Cet objet recherché ne saurait être la matière ou les ondes puisque leur propriété est d'être en mouvement, de le recevoir et le transmettre. Existe-t-il « autre chose »que la matière dans l'univers qui détiendrait des propriétés différentes telles qu'on puisse assez radicalement les distinguer ? Cet autre que la matière ne peut être que l'espace lui-même dont on remarquera qu'il est le « lieu » du mouvement qu'il accueille et le rend possible, puisqu'un mouvement sans espace est un non sens. Or l'espace qui permet la translation des corps ne saurait êtes lui-même en mouvement, c'est un lieu immobile par excellence. Mais être absolument inerte suppose qu'il s'agisse d'un état de quelque chose qui existe car un néant d'être n'aurait même pas la faculté d'être sans mouvement. Il faut donc qu'il soit composé d'une substance et que celle-ci emplisse tout l'espace de sorte que contenant et contenu se confondent et qu'il soit impossible de penser l'espace comme cadre vide d'un côté, que l'on remplirait d'une substance distincte de l'autre comme ce fut le cas pour l'éther.
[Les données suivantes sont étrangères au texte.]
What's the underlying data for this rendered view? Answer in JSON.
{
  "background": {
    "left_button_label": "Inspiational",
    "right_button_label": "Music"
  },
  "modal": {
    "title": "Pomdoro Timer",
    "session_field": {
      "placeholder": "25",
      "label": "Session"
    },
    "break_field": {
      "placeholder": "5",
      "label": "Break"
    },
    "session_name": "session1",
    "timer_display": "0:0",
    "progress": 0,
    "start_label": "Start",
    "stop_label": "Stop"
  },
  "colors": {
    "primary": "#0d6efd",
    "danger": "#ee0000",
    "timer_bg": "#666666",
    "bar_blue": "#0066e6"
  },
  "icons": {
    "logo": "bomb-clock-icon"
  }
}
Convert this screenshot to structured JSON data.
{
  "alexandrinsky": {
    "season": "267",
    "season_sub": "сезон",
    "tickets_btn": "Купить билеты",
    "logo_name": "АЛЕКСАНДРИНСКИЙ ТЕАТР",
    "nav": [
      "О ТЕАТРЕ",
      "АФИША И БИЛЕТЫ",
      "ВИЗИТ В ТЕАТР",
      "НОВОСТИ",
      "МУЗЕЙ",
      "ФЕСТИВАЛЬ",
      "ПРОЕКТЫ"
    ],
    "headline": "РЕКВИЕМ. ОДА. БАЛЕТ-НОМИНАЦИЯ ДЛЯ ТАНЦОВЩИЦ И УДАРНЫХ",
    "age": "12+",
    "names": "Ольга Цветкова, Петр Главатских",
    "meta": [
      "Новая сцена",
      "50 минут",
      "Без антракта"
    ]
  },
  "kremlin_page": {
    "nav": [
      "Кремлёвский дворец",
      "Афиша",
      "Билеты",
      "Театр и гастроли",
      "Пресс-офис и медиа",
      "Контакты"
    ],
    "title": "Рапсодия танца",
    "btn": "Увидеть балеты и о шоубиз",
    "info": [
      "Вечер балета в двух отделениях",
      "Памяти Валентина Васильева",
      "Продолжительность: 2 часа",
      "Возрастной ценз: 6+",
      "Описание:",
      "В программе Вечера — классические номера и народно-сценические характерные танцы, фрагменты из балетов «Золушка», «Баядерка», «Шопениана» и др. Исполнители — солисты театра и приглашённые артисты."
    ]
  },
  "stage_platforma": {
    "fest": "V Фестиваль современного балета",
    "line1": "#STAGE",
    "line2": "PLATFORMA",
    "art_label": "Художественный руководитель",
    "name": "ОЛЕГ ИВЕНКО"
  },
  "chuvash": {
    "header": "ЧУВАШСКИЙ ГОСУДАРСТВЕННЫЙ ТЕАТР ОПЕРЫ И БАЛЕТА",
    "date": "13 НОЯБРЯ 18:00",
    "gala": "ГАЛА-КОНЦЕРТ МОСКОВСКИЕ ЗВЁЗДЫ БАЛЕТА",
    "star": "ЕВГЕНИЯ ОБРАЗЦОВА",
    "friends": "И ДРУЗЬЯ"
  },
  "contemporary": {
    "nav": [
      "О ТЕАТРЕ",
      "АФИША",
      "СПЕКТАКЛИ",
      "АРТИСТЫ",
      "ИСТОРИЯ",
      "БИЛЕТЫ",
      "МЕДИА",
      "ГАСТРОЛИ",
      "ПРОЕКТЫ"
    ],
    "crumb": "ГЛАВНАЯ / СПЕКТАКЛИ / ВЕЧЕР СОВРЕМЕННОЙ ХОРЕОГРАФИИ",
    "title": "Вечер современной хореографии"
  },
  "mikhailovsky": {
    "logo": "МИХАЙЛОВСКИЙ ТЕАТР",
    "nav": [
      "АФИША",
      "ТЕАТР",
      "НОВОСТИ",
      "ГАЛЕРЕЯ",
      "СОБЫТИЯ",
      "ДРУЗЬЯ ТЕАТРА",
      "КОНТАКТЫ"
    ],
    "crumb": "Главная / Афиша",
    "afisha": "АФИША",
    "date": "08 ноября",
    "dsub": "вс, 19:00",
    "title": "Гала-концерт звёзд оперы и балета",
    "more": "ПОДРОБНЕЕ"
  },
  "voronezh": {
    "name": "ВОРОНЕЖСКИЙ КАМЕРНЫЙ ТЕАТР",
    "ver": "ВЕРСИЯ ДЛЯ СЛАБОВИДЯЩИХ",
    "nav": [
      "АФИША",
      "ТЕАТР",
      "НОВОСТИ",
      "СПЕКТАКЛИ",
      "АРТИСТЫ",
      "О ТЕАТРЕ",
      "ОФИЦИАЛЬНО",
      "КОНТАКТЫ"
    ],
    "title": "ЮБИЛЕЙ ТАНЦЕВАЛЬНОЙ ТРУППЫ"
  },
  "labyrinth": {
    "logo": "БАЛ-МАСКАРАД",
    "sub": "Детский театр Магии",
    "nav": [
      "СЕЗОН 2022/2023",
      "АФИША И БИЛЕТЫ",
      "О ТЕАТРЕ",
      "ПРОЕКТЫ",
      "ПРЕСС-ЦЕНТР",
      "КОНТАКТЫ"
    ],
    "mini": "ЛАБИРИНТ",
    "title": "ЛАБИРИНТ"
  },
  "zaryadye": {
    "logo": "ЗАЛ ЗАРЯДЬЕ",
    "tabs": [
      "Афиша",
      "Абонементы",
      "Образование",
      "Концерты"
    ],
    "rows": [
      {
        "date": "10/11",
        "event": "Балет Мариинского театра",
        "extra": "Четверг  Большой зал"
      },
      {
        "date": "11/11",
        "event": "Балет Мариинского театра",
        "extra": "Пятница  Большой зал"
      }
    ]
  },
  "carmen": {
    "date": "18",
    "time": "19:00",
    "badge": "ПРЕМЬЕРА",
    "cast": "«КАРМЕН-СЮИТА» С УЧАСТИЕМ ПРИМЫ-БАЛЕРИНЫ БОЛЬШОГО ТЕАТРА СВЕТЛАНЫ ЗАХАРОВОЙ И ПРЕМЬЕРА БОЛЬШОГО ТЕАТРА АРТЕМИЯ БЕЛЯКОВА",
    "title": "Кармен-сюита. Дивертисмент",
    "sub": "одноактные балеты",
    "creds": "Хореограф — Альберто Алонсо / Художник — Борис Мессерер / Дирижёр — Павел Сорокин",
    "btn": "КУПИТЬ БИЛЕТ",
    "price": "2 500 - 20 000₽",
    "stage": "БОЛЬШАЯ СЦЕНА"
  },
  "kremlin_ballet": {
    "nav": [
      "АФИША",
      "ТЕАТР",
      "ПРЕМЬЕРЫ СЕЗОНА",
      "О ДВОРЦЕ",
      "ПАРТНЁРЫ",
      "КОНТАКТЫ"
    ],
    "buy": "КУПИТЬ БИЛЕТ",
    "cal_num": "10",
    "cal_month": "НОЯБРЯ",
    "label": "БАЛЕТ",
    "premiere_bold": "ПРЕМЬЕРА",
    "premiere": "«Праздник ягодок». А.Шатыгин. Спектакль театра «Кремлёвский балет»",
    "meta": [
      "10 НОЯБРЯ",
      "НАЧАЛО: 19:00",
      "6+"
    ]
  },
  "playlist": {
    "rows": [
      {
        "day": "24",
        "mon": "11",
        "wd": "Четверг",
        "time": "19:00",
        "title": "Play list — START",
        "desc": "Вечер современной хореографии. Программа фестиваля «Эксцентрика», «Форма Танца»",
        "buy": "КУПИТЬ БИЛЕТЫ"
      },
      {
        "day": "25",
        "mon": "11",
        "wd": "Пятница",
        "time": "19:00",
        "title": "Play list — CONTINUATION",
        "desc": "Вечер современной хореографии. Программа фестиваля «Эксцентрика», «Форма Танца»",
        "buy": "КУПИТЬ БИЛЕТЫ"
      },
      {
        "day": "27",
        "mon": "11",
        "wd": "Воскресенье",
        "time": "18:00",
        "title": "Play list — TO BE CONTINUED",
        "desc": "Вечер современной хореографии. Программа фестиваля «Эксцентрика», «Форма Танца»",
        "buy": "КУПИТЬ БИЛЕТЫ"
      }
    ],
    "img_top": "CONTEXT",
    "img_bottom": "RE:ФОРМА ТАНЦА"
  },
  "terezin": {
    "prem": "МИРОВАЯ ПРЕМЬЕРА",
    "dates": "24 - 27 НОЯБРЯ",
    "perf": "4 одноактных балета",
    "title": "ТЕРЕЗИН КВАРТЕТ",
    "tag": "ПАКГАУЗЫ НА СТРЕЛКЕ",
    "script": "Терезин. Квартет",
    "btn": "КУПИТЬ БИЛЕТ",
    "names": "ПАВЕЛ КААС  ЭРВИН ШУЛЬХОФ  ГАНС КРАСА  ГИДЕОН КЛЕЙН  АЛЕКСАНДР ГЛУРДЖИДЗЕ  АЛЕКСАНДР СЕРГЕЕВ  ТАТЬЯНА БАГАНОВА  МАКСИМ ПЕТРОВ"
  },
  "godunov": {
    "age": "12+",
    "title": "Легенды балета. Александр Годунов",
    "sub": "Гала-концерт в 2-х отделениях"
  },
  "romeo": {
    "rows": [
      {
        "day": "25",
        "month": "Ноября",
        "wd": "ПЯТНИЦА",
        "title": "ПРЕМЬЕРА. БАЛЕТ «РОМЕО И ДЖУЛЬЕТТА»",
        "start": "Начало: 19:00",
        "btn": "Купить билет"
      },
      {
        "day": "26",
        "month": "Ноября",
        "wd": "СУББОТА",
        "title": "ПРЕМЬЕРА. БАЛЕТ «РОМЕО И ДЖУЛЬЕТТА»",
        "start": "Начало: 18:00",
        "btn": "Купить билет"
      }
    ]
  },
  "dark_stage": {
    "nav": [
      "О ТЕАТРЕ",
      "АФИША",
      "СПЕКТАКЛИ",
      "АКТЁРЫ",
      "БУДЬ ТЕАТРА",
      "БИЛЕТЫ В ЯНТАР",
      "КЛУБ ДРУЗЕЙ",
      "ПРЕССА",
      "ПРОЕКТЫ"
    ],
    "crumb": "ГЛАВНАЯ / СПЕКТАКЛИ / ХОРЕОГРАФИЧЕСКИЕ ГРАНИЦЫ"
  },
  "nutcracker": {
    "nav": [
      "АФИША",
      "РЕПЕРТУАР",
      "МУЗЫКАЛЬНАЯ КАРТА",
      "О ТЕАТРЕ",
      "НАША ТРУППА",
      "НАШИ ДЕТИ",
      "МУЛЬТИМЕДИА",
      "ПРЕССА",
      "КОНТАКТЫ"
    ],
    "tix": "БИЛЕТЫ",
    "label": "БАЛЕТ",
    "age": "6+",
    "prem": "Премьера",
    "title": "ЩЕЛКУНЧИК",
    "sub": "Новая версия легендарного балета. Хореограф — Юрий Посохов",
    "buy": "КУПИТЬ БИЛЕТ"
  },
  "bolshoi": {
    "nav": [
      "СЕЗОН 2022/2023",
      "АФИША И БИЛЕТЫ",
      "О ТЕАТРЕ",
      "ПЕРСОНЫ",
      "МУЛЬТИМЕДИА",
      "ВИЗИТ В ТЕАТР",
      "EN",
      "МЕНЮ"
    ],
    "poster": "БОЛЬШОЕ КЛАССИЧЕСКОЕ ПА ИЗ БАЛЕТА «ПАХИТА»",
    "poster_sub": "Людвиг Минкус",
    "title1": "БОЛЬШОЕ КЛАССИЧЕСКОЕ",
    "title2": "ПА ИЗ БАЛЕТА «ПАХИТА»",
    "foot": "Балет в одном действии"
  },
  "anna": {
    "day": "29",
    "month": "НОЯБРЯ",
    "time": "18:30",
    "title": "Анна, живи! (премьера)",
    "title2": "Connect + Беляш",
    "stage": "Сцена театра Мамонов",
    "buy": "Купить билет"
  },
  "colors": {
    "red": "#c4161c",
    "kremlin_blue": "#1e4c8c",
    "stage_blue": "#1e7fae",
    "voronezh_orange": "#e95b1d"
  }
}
Ainsi, une substance composant l'espace mais différente de la
matière, est par sa nature même, pure immobilité. Comment
peut-elle être à l'origine du mouvement et constituer ainsi le
premier moteur immobile tel que l'a entrevu Aristote ? Mais par
premier moteur il nous faut entendre l'origine du mouvement et donc
de l'énergie et puisque toute matière est en mouvement et contient
ainsi son énergie : ce premier moteur est le créateur
de la matière elle-même.En d'autres termes, c'est la substance
de l'espace qui est à l'origine de la création de la matière, d'où
elle provient, où elle retourne. Il existe un lien de proximité
entre la substance de l'espace et la matière de telle sorte qu'un
changement d'état de l'une soit à l'origine de la création de
l'autre. D'où l'on conclut que la matière est un composé de cette
substance de l'espace que nous nommerons à juste titre la
prématière. Si celle-ci, dans son état d'énergie zéro est pure
inertie, cela ne signifie nullement qu'elle ne puisse être mise en
mouvement par l'intermédiaire des corps et se présenter à
l'existant physique sous forme d'ondes électromagnétiques.
En définitive, c'est le plus ancien de nos physiciens qui semble avoir raison sur les plus modernes praticiens de cette science, à cette seule et unique condition : donner un substrat de réalité physique à ce premier moteur immobile.